Re: [Htmlparser-developer] toPlainTextString() feedback requested
Brought to you by:
derrickoswald
|
From: Somik R. <so...@ya...> - 2002-12-27 07:53:19
|
Hi Dhaval, Sam,
> I agree with Sam when he says that "don't fix it when its not broken".
I quite disagree with both of u on this philosophy. Looking at the code with
Joshua has made me realize its actually ghastly. A serious code cleanup is
needed, there is just too much duplication! Most of the scanner code is
unreadable, while the tag constructors are a nightmare. I dont think I will
be at peace till a couple of rounds of refactoring has been completed.

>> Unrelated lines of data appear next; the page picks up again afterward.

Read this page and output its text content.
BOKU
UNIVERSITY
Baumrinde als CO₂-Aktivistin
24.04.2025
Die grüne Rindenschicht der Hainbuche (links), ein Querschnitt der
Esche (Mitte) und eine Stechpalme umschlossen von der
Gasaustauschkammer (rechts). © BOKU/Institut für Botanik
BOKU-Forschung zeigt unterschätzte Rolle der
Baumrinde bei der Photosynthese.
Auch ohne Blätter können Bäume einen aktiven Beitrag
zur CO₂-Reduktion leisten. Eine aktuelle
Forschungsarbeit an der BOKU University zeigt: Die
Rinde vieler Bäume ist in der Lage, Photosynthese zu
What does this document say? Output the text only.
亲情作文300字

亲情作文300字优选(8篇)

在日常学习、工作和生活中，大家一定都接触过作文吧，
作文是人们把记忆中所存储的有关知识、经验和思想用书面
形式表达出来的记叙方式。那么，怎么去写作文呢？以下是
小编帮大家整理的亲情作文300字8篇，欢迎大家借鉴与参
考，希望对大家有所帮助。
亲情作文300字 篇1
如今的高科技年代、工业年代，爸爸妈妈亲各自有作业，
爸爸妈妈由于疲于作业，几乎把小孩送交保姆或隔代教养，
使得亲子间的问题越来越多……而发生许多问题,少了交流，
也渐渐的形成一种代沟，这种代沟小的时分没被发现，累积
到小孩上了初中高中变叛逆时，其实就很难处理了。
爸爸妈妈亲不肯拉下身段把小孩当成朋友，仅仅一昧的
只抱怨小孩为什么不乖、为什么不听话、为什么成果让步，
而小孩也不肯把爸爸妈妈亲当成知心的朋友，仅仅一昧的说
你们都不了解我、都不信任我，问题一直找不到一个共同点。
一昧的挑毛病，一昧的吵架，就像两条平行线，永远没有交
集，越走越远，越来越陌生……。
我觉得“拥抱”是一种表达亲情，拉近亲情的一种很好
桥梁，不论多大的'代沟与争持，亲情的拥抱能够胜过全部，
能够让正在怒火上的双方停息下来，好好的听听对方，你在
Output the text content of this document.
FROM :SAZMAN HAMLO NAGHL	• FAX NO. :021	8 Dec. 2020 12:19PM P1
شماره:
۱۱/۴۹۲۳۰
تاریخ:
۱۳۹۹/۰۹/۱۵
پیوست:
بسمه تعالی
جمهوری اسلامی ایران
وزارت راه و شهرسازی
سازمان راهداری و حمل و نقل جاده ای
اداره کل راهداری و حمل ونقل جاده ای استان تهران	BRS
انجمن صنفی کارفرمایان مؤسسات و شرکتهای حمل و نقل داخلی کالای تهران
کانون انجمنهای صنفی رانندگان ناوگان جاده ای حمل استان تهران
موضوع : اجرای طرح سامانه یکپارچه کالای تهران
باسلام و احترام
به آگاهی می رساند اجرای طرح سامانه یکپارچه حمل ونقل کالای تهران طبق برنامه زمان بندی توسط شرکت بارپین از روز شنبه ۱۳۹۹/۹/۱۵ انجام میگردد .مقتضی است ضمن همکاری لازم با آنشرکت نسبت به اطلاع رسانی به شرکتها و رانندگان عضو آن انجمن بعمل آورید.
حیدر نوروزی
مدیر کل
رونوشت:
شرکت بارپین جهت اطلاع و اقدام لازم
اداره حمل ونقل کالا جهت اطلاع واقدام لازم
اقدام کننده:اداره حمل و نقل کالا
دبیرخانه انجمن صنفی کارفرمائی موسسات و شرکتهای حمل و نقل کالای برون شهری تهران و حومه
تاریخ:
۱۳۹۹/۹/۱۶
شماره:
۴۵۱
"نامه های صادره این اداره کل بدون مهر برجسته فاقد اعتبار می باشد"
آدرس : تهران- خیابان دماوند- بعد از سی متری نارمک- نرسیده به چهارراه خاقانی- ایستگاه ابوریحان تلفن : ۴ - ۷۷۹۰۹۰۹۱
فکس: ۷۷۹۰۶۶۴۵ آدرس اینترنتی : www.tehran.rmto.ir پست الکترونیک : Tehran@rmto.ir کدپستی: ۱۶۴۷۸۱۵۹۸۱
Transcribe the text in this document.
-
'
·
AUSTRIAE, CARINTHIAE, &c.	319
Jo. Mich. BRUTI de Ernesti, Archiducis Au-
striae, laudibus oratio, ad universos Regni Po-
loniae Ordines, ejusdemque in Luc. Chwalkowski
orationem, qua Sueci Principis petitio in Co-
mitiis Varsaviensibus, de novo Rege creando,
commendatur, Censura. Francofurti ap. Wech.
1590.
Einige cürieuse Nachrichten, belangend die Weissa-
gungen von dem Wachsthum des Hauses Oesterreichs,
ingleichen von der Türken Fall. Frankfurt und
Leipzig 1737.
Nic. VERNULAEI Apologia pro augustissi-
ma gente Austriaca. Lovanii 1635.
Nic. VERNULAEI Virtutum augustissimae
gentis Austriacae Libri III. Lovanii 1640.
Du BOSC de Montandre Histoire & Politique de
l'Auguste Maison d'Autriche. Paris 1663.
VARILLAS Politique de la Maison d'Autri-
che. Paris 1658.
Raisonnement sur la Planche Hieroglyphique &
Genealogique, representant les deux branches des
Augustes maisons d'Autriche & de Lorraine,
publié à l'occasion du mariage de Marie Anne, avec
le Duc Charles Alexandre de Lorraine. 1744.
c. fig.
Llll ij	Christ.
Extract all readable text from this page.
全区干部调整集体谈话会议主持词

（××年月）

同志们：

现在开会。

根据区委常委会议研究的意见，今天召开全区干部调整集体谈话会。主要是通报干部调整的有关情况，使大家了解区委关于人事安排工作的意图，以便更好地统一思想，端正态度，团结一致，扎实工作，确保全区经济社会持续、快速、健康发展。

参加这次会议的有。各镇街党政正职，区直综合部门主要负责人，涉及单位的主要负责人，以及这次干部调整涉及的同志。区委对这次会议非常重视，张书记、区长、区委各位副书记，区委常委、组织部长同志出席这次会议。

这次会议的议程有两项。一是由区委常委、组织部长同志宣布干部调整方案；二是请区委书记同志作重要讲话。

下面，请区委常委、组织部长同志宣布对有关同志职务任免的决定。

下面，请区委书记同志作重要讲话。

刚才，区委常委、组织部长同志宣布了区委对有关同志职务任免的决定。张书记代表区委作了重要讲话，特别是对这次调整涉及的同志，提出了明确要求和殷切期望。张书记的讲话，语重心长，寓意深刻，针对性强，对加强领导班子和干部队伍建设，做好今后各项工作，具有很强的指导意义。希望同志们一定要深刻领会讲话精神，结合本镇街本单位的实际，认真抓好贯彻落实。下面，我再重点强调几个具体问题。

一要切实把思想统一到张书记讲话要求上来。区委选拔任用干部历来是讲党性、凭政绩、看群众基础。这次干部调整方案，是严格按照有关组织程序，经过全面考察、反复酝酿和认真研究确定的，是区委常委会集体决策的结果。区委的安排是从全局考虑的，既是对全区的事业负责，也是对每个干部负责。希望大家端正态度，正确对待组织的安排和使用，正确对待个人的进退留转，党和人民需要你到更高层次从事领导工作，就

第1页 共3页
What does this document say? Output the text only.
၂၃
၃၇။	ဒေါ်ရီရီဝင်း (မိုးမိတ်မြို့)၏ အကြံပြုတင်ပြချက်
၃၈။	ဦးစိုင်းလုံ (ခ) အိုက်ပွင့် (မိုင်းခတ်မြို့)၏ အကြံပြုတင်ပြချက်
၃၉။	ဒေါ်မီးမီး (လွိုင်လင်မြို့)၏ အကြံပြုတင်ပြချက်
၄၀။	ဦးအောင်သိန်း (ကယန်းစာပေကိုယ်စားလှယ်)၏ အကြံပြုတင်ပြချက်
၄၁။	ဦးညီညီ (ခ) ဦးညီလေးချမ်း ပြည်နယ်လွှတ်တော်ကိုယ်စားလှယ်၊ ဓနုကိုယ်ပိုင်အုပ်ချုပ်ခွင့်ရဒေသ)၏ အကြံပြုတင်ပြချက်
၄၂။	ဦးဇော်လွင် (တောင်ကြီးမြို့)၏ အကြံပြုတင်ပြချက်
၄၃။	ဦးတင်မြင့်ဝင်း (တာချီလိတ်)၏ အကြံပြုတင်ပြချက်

I do not think the panic on the visitor is warranted. Like I said before,
the current access methods will continue to be present. However, having a
visitor will make life simpler, as in - there's so much code now that uses
the same loop over and over again. We can replace code like :
Vector links = new Vector();
for (Enumeration e = parser.elements();e.hasMoreElements();) {
HTMLNode node = (HTMLNode)e.nextElement();
if (node instanceof HTMLLinkTag) {
links.add(node);
}
}
with :
HTMLLinkVisitor linkVisitor = new HTMLLinkVisitor();
collectNodesWith(linkVisitor);
Vector links = linkVisitor.getResult();
This looks so much more readable and simple. Of course, you could still use
the old way - its just that you would have the option of making life easier.
In the latest round of refactorings, we've put in a HTMLCompositeTag, from
which the link, form and select tags inherit. The toPlainTextString() and
toHTML() methods are now in the parent class. All tests passing (except the
charset tests).
Regards,
Somik
|